Ah ! Qu il est fécond en miracles,
Qu'il est brillant &c.
Malgré les mystiques fureurs
De nos ci-devant Monseigneurs,
Malgré leur brigue, leur cabale,
Leurs sarcasmes, leur qui-pro-quo,
Leurs argumens in baroco,
J'ai vu la race monacale
Rire de leur explosion,
Brûler le froc & la sandale
En bénissant la Révolution ;
Tandis que la jeune Vestale
Fuyoit comme une autre Progné,
Loin de la demeure infernale
Où par l'avarice enchaîné
Son cœur à gémir condamné
Trembloit sous la verge fatale
Du Despotisme embéguiné !
Ah qu'il est fécond en miracles ;
Qu'il est brillant &c.
France… Ton front n'aura plus à rougir
De ces infâmes brigandages
Dont le tableau nous fait frémir…
Ton cœur n'aura plus à gémir
À l'aspect affligeant des sanglantes images,
Qu'à l'Europe effrayée offroient tes conquérants :
Par les loix de l'État devenus pacifiques,
Tes rois à l'avenir ne pourront être grands
Que par des mœurs & des vertus civiques !

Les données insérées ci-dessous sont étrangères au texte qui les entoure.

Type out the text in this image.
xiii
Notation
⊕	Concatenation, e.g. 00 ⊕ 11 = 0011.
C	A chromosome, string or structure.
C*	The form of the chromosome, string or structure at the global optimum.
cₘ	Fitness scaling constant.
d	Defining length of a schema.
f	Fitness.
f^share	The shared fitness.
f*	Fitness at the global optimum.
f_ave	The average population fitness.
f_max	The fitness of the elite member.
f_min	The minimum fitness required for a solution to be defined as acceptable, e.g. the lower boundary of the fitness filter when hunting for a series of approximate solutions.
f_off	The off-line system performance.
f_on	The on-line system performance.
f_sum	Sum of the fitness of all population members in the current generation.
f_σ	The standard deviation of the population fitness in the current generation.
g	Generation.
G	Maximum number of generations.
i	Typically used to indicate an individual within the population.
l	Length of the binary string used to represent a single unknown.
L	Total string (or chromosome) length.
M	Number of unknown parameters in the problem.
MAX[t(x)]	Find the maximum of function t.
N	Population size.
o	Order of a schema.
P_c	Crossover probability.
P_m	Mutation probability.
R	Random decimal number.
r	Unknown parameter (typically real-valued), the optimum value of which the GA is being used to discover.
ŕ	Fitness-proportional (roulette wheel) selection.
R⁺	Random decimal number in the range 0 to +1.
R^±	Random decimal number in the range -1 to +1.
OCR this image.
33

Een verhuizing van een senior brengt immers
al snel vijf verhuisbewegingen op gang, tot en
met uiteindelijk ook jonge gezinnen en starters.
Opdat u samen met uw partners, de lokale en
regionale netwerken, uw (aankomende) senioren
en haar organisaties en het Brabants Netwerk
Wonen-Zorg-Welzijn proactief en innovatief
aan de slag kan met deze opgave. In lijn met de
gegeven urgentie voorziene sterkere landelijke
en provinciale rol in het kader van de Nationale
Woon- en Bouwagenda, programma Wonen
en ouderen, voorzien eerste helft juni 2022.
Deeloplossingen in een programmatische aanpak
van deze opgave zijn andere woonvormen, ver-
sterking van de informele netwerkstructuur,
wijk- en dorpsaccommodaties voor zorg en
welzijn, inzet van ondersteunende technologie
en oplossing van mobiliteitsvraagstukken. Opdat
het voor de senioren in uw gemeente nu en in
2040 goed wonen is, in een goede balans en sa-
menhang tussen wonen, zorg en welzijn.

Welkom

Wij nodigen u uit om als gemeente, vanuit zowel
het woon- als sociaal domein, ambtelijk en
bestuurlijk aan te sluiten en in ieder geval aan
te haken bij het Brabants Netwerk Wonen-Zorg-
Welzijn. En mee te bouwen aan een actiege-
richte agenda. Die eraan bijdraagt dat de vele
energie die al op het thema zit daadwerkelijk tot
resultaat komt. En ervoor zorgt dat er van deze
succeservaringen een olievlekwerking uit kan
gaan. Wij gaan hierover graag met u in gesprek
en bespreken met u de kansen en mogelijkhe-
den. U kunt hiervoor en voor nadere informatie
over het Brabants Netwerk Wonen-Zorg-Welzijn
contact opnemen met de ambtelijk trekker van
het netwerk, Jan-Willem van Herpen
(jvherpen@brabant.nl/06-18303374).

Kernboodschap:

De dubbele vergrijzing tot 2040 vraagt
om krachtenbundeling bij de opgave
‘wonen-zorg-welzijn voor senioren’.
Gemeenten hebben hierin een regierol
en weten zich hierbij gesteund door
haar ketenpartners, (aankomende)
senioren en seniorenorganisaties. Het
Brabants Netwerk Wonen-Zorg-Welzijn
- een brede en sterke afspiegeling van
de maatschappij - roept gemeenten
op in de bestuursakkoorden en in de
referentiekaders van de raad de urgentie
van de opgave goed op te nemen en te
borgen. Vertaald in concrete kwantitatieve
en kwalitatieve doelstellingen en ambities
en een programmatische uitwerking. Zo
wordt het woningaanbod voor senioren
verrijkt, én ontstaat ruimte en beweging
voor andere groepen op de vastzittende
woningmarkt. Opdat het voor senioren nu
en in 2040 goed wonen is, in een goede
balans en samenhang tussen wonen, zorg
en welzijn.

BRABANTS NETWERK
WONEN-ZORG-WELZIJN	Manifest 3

Désormais nos braves guerriers
Borneront leur valeur à défendre nos lares,
À garantir nos champs & nos foyers
Des incursions des Barbares !
Qu'il est brillant &c.
Ah ! Qu'il est fécond &c.
Pour cimenter la Constitution
Rendre ses bases immuables,
De nos légions redoutables
J'ai vu sceller la Fédération !
À cet instant à jamais mémorable,
Ou cette ligue formidable,
Sûre de vaincre ou de périr
Fit le serment irrévocable,
De vivre libre ou de mourir :
Subitement frappés par ce nouveau tonnerre
Se croyant perdus sans retour,
J'ai vu les oppresseurs des peuples de la terre
Pâlir & trembler à leur tour.
Ah qu'il est fécond en miracles !…
Qu'il est brillant &c.
Au soutien de l'humanité,
À ce héros de la Philosophie
Qui consacra son repos & sa vie
À défendre la vérité,
J'ai vu la France triomphante
Des préjugés & des tirans,
De sa reconnoissance & de ses sentimens
Donner une marque éclatante.
Ainsi sublime & vertueux Rousseau
Ta prédiction s'effectue,
Des mains de l'amitié tu reçus un tombeau ;
Ma nation t'élève une statue.
Qu'il est brillant &c.
Dès l'instant où la Liberté
vint régénérer ma patrie,
Des gouffres de l'obscurité
J'ai vu s'élancer le génie ;
Mille talens ont éclaté !…
Mille traits de patriotisme
Jusqu'à ce moment inconnus
Ont fait éclore le Civisme
La plus solide des vertus !…
J'ai vu renaître les Codrus
Les Licurgues, les Curtius,
Les Solons & les Démostènes !
Du droit public nos orateurs imbus
Ont éclipsé les orateurs d'Athènes !
Sur les devoirs de l'homme & sur ses droits sacrés
Nos législateurs éclairés
Par le flambeau de la sagesse
Et dirigés par l'équité
Des loix de Rome &, de la Grèce
Ont détruit la célébrité !
Qu'il est fécond en vertus, en miracles &c.
Doux amis de l'humanité
Toujours constants, toujours fidèles
À l'équitable égalité
Qu'ont établi nos loix nouvelles,
C'est à votre société
Éparse sur ce vaste empire,
Où depuis deux ans on respire
Le parfum de la Liberté
Que cédant à l'ardeur civique
Dont j'éprouve les vifs transports,
J'offre les sincères accords
De ma lyre patriotique !
Tendres & généreux amis
Que notre sainte Loi rassemble
Pour relier à jamais unis,
Que nos voix répètent ensemble :
Qu'il est brillant ! Qu'il est majestueux !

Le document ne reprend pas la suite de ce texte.